Give Scott Foster The Vezina

The Blues have dressed an emergency goaltender this season, and the Hurricanes actually put their equipment manager Jorge Alves in a game last year—for precisely eight seconds with no shots on goal. Thursday night, Scott Foster not only became the first emergency goalie to make a save in an NHL game, but achieved (highly specific) statistical history:

With Anton Forsberg hurt in practice and Collin Delia injured during the game, Scott Foster had 14 minutes of shutout goaltending and seven saves as the Chicago Blackhawks beat the Winnipeg Jets, 6-2. These stops should be graded on a scale given that Foster is a 36-year-old accountant and beer league goalie who last played competitively in 2005 at Western Michigan. This guy stonewalled Paul Stastny and Dustin Byfuglien! (Foster’s strategy for the latter: “You just kind of brace yourself and hope for the best. He’s a big man and he can shoot the puck.”)

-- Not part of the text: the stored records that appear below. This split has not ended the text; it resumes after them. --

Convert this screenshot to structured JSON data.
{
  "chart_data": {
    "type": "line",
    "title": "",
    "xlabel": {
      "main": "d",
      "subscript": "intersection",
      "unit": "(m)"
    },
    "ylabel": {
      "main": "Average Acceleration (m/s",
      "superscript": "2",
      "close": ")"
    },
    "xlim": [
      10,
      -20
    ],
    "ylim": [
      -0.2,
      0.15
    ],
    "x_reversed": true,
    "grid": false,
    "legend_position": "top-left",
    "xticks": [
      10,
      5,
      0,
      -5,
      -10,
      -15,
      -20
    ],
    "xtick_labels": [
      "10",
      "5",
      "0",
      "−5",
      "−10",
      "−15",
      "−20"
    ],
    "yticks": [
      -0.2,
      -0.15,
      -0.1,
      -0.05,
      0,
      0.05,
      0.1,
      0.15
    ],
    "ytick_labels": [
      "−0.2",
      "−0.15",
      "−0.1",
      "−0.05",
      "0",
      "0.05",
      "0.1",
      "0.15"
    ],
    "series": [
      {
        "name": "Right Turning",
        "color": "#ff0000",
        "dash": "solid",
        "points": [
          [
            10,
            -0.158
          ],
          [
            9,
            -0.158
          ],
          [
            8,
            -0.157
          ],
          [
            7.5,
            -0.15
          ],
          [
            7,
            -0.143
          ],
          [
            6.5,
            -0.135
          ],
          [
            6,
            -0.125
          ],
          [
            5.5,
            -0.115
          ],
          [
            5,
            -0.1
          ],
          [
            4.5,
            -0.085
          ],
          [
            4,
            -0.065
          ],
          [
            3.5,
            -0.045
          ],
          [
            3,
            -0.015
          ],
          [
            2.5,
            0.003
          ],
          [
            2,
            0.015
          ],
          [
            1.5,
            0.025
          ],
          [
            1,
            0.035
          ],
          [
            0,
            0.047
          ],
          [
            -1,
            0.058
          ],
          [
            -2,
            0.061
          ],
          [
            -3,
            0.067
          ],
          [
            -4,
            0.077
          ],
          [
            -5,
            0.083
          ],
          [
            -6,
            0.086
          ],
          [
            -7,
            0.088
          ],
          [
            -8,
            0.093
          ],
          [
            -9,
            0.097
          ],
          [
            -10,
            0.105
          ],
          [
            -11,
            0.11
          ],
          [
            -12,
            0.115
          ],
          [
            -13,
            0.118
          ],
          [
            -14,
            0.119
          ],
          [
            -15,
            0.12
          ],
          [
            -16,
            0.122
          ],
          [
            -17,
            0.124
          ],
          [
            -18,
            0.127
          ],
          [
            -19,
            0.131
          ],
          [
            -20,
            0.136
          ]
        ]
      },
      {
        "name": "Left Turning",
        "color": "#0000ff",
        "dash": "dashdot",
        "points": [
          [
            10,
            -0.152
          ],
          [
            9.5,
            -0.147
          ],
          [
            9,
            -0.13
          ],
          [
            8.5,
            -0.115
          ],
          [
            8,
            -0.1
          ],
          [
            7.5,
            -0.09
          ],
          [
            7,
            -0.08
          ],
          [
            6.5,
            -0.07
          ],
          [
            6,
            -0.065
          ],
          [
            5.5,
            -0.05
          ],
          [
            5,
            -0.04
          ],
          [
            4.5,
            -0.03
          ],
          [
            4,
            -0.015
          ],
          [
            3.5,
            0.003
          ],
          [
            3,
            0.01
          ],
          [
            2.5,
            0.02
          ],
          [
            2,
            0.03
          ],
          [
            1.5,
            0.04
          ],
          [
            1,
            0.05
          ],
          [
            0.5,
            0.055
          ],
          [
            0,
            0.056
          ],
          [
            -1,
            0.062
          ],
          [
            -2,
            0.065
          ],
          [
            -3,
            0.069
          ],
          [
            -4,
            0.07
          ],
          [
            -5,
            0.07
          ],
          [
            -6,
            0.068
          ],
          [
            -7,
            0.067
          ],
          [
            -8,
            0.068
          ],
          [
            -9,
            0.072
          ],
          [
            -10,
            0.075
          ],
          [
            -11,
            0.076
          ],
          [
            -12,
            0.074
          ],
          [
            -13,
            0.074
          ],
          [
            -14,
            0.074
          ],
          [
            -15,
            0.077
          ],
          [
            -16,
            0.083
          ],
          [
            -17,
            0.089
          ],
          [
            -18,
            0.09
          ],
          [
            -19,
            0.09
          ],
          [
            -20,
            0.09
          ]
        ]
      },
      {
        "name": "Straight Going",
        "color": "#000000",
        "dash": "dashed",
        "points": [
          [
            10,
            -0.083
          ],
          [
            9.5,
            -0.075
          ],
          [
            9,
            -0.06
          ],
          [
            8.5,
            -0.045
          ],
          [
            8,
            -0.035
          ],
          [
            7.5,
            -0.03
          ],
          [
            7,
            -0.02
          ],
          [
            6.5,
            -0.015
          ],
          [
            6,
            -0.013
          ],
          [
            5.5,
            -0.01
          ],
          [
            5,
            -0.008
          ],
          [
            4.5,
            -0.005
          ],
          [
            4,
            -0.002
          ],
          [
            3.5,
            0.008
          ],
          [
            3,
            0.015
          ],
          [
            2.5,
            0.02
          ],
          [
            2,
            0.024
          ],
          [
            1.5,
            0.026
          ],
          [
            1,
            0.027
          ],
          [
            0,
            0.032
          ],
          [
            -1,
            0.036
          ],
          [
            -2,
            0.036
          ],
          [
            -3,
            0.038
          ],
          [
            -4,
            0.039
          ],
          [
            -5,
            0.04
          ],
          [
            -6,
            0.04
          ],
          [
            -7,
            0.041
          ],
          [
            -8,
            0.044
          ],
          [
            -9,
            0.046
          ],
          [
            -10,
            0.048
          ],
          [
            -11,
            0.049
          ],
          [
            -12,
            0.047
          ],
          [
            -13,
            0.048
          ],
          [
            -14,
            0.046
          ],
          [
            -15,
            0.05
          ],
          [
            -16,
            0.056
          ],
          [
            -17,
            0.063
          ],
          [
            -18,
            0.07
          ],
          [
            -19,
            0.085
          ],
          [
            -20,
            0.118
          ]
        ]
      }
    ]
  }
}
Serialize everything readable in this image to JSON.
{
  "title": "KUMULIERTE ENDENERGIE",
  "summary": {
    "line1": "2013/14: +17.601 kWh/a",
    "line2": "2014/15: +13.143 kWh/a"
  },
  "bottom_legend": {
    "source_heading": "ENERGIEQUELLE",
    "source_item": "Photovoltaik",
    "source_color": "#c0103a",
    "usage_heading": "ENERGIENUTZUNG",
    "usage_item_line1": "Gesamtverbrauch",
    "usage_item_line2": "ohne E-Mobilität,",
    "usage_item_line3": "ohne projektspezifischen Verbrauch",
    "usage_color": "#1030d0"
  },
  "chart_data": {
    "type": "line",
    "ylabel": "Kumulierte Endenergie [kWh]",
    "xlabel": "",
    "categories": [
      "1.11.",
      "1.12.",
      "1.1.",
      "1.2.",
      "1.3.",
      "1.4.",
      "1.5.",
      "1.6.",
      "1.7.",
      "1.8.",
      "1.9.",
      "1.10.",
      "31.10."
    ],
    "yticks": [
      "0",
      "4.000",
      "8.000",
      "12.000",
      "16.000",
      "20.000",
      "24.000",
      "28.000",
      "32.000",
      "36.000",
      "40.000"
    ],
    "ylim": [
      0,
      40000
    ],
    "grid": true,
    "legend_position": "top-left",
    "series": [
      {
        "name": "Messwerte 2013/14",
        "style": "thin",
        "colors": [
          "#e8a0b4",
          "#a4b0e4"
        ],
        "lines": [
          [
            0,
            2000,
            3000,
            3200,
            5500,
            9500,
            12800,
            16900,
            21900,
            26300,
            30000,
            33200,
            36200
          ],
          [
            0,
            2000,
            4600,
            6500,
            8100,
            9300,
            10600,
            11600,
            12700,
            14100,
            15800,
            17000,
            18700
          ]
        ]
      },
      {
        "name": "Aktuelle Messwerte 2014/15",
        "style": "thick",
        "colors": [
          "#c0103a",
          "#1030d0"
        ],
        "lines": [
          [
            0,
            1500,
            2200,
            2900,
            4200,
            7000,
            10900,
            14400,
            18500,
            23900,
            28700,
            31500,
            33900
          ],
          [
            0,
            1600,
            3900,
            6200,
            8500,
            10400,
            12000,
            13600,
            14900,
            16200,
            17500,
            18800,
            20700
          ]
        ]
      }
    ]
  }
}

The Blackhawks were out of playoff contention and had a four-goal lead, and the expectations couldn’t have been lower, but Foster was excellent. The Jets must have had respect for their opponent—if Winnipeg had lost both goalies due to injury, Foster would’ve suited up for them—because no one tried to pull a Michigan Goal on him. His beer-league teammates were glued to the TV when he started playing:


Assuming Foster never suits up again—a safe assumption—he will retire with a 1.000 save percentage, the first star of the game, and a one-time possession of the Blackhawks’ performance belt:

Delia, who was also making his first NHL start, officially received the victory, but Foster was satisfied with his performance. Not only did he get to live a hockey fan’s dream, but he was good enough at it that some people were a little disappointed when the Blackhawks called up goalie J-F Berube after the game. The accountant is content with going back to his regular life, though:

“You know, it’s funny, you’d think there’d be a lot of pressure, but really, tomorrow I’m going to wake up, I’m going to button up my shirt and I’m going to go back to my day job,” Foster said. “So what pressure is there for me?”